私が精神障害者であることを打ち明け、「何とかフルタイムで頑張っているよ(※精神障害者は基本的に疲れやすく、長時間勤務には向かない)」と笑うと、千夏も精神安定剤の薬を飲んでいることを打ち明け、

「凄い頑張っているね」

と理解を示してくれた。その仕事の内容について、彼女に聞かれたことがある。

「お仕事は何してるの?」

「最初の会社で施工管理、次の会社でプログラマーとCADオペレーター、今は印刷業の製版だよ!」

「え、CADとか頭良すぎ、私中卒だよ」

千夏はコンプレックスに陥っていた。投資は天才だが、仕事に関してはあまり経験がないらしい。

「もし、投資が禁止されたら、自分が千夏を守らなきゃ」。

そう思わされた瞬間だった。私は、コンプレックスを話せば、当然女性は興味を失うものと考えていた。しかし、あとで逢ったときにすべてわかってしまうだろう。だから、恐る恐る「身長」の話を千夏にした。

「逢ったらわかるけど、私は161cmしかないチビだよ(汗)」

「私もチビだよ。157cmしかない(泣)」

驚いた。私が想像していた答えは、「低いね(泣)」だったからだ。
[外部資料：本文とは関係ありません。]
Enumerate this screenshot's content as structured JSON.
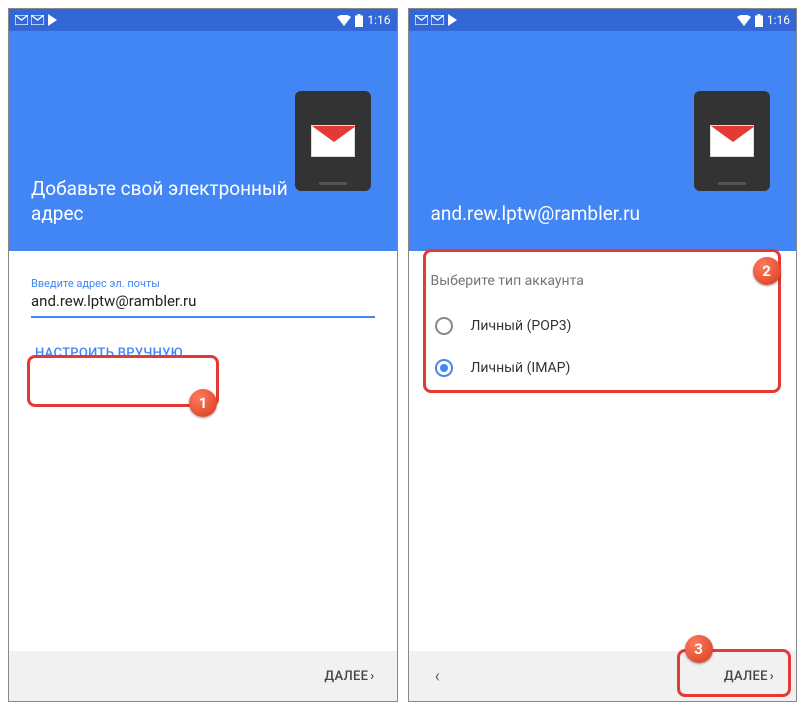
{
  "status": {
    "time": "1:16"
  },
  "screen1": {
    "title": "Добавьте свой электронный адрес",
    "input_label": "Введите адрес эл. почты",
    "input_value": "and.rew.lptw@rambler.ru",
    "manual": "НАСТРОИТЬ ВРУЧНУЮ",
    "next": "ДАЛЕЕ"
  },
  "screen2": {
    "title": "and.rew.lptw@rambler.ru",
    "section": "Выберите тип аккаунта",
    "options": [
      {
        "label": "Личный (POP3)",
        "checked": false
      },
      {
        "label": "Личный (IMAP)",
        "checked": true
      }
    ],
    "next": "ДАЛЕЕ"
  },
  "annotations": {
    "b1": "1",
    "b2": "2",
    "b3": "3"
  }
}
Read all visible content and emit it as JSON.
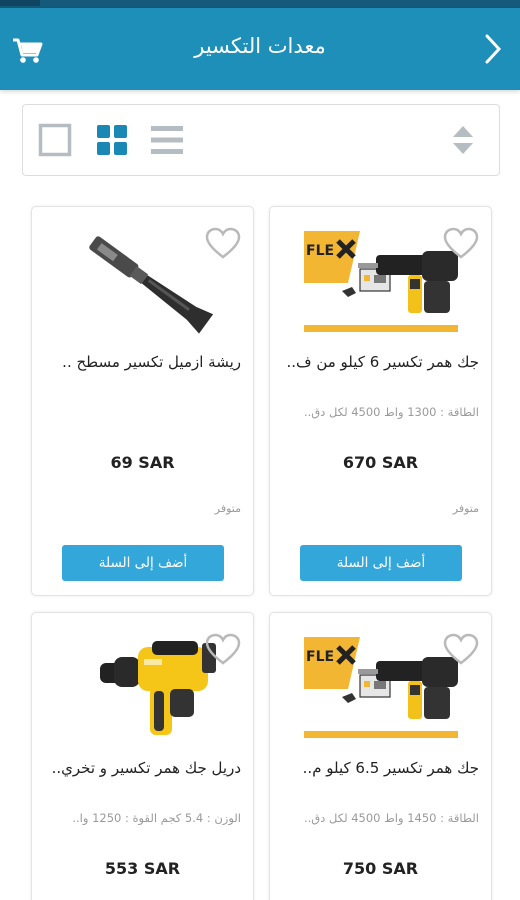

男にしてはだいぶ低い身長であった私は、これで千夏が私に興味を示さなくなることも覚悟していた。私の意見では、女性が157cmあれば、「チビ」ではないはずだ。私の母も157cmだった。

しかし、話を合わせてくれたのか、また170cm欲しかったのか、彼女の反応に驚きを隠せないと共に、何でも受け入れてくれた彼女に安心感を覚えた。私はかねてより、恋人ができたらハワイのビーチで一緒にバカンスしたいと思っていた。それを千夏に話すと、「私はセブ島に行きたいな」と言った。

セブ島? 急いで調べると、フィリピンのバカンスの島のようであった。彼女に、「東南アジアのハワイみたいな感じ?」と聞くと、「たぶんそうだよ!」と話を合わせてくれた。

「ハワイに行くなら、バイナリーでお金を貯めないとね」

「そうだね(汗)」

「旅費で40万円、買い物で10万円もあれば充分満喫できると思うよ」

この会話のなかで、千夏の知識の広さにビックリし、また、千夏とハワイやセブ島に行ったらどうだろうと、ノロケてもいた。千夏は、「バイナリーの合間に英語を勉強しようかな」とこぼしたことがあったが、海外旅行に行きたい願望が一つの要因だったのかもしれない。